La proposta prevede la partecipazione ad un campo di lavoro estivo che avrà luogo a Maiano di Sessa Aurunca, in provincia di Caserta, dal 19 al 25 agosto, ed è rivolto a dieci persone residenti a Carpi e nelle zone limitrofe, con particolare attenzione alla fascia giovanile compresa tra i 18 ed i 30 anni.

Il Campo si svolgerà sul bene confiscato “A. Varone”, a Maiano di Sessa Aurunca (CE) gestito dalla cooperativa sociale “Al di là dei Sogni”. La cooperativa si costituisce nel 2004 come cooperativa mista: di tipo “A” e “B”; cioè sia di “servizi alla persona” che hanno come finalità lo sviluppo del benessere psico-fisico della persona (A) e sia di servizi che hanno come finalità prevalente l’inserimento formativo e lavorativo delle fasce svantaggiate (B).
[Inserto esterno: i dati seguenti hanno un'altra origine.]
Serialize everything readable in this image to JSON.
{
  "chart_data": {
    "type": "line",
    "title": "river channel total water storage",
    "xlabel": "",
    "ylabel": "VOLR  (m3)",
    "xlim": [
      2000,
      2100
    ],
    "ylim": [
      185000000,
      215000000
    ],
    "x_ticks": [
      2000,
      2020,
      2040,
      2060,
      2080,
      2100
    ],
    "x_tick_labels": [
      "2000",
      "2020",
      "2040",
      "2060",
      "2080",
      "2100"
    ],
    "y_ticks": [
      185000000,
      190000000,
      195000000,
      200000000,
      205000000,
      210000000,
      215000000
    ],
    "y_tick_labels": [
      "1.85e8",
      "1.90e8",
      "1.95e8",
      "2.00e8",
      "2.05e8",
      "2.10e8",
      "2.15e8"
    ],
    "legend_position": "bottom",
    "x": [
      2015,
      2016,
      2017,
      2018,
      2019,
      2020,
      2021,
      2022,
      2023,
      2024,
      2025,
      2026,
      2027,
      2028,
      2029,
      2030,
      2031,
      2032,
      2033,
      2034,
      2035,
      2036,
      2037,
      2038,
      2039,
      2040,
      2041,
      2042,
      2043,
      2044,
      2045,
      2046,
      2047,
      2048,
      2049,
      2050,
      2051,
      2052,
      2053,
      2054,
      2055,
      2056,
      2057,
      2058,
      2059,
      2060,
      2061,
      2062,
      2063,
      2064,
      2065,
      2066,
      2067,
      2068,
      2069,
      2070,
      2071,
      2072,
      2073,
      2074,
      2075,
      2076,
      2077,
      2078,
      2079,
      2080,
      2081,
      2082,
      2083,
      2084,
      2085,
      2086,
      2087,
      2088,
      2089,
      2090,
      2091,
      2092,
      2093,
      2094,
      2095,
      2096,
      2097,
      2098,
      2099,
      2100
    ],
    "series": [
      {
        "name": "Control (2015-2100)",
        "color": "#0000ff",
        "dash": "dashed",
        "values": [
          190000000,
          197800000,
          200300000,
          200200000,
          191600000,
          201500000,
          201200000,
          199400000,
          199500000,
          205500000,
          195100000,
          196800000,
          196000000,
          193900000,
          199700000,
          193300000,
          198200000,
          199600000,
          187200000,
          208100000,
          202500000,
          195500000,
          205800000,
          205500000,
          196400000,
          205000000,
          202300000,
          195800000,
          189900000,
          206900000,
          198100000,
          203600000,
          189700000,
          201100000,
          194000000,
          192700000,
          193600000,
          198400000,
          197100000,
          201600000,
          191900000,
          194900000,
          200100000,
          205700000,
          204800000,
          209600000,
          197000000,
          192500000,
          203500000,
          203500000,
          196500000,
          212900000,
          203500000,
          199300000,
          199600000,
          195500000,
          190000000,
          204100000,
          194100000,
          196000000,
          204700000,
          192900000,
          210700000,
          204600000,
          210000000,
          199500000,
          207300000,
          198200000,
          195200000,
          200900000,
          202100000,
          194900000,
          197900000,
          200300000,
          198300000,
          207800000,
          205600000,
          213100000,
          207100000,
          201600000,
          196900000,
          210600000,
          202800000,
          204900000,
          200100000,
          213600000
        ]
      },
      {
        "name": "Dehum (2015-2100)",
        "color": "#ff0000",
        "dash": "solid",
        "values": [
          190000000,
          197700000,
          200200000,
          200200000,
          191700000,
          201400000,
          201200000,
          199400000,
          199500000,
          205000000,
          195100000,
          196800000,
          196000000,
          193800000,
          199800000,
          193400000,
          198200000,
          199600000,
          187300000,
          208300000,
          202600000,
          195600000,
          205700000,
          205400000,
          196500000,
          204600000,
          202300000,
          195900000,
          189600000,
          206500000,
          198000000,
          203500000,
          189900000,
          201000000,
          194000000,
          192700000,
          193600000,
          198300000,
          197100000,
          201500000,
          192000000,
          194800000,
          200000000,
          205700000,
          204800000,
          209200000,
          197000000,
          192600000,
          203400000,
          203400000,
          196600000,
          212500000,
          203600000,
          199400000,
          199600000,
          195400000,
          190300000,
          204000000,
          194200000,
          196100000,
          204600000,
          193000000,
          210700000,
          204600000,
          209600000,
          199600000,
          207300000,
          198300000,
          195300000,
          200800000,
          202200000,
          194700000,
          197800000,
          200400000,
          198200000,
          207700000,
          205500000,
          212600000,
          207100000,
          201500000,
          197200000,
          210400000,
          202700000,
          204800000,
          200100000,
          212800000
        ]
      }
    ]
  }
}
A partire dal 2008, con la gestione del bene confiscato “Alberto Varone”, presso Maiano di Sessa Aurunca (CE), grazie alle attività della fattoria didattica, della agricoltura sociale e del turismo responsabile e sostenibile, i soggetti appartenenti a “fasce deboli” possono trovare la dignità di nuovi percorsi di vita; sono soggetti provenienti da situazioni di disagio (salute mentale, ex dipendenze, ospedali psichiatrici giudiziari (O.P.G.), area-riabilitazione) che con i Budget di salute, vengono inseriti in un graduale ma costante percorso di autonomia. Il campo sarà animato non solo dai soci e dai volontari della cooperativa ma anche dalle diverse associazioni, cooperative ed imprese del territorio che in questi anni di attività hanno costruito legami e realizzato sinergie. Il bene è esteso per 17 ettari di terreno, diviso in tre lotti. Il lotto dove vengono ospitati i campisti è di 7 ettari ed è composto da: una struttura abitativa, una Palestra, un agriturismo e un ristorante sociale, un laboratorio di trasformazione dei prodotti agricoli a marchio N.C.O. (Nuova Cooperazione Organizzata) per la realizzazione dell’iniziativa “FACCIAMO UN PACCO ALLA CAMORRA” e una fattoria didattica e sociale.

L’esperienza proposta si prospetta ricca ed intensa, sia per l’impegno concreto richiesto per la valorizzazione del bene che occuperà la prima parte della giornata, sia per gli incontri formativi pomeridiani. Attraverso quest’ultimi infatti verrà tracciato un percorso graduale ma intenso che aiuterà i ragazzi a comprendere e calarsi nel particolare clima comunitario della Cooperativa, percorso che gli farà conoscere non solo la storia del territorio che li ospita ma soprattutto le forme di resistenza alla criminalità organizzata attualmente vive ed attive nella realtà casertana. Tutto questo attraverso numerose testimonianze, attraverso la partecipazione al Festival dell’impegno civile e visitando quei luoghi che oggi sono il simbolo di una criminalità che ha perso.

Attività manuali previste
– Attività di realizzazione e manutenzione degli orti sociali;
– Cura e manutenzione del Giardino dei Sensi e del Cammino dei 100 passi;
– Attività di riqualificazione, manutenzione e pulizia del bene;
– Attività di riordino, catagolazione e etichettamento dei prodotti.